Bebearia luteola

Scientific classification
- Kingdom: Animalia
- Phylum: Arthropoda
- Class: Insecta
- Order: Lepidoptera
- Family: Nymphalidae
- Genus: Bebearia
- Species: B. luteola
- Binomial name: Bebearia luteola (Bethune-Baker, 1908)
- Synonyms: Euryphene luteola Bethune-Baker, 1908;

= Bebearia luteola =

- Authority: (Bethune-Baker, 1908)
- Synonyms: Euryphene luteola Bethune-Baker, 1908

Species of butterfly

Bebearia luteola is a butterfly in the family Nymphalidae. It is found in the Democratic Republic of the Congo (Mongala, Uele, north Kivu, Tshopo and Lualaba).

E. luteola Baker. Upper surface of both wings deep velvety blackish bronzy green; forewing beyond the cell and vein 3 somewhat lighter (yellowish) bronzy green; this lighter colour, however, reaches neither
the base nor the distal margin; in the cell there are three dark spots, one at the base, one in the middle and a larger one at the apex; a yellowish oblique band between the costal margin and vein 5, terminating in cellule 4 with a yellow patch; the apex usually with a small yellow spot; an indistinct row of dark submarginal spots; on the hindwing the bronze-green colour often extends nearly to the distal margin; a trace of a dark submarginal line.
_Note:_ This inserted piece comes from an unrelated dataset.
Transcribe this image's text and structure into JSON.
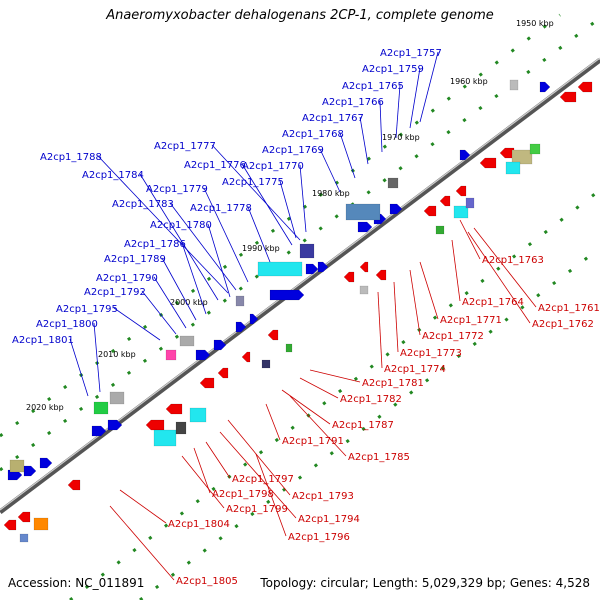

Beneath both wings olive-green with all the markings of the upper surface more or less showing through: the base of the costal margin of the forewing is light bluish white to the middle of the cell; the forewing with dark, sometimes obsolete submarginal spots; the hindwing with three black spots in the cell and a white
transverse spot at the middle of cellule 7; the postdiscal spots and the submarginal line dark but not sharply defined; cellules 1 a—2 more or less suffused with yellowish. Expanse 77 mm. Congo.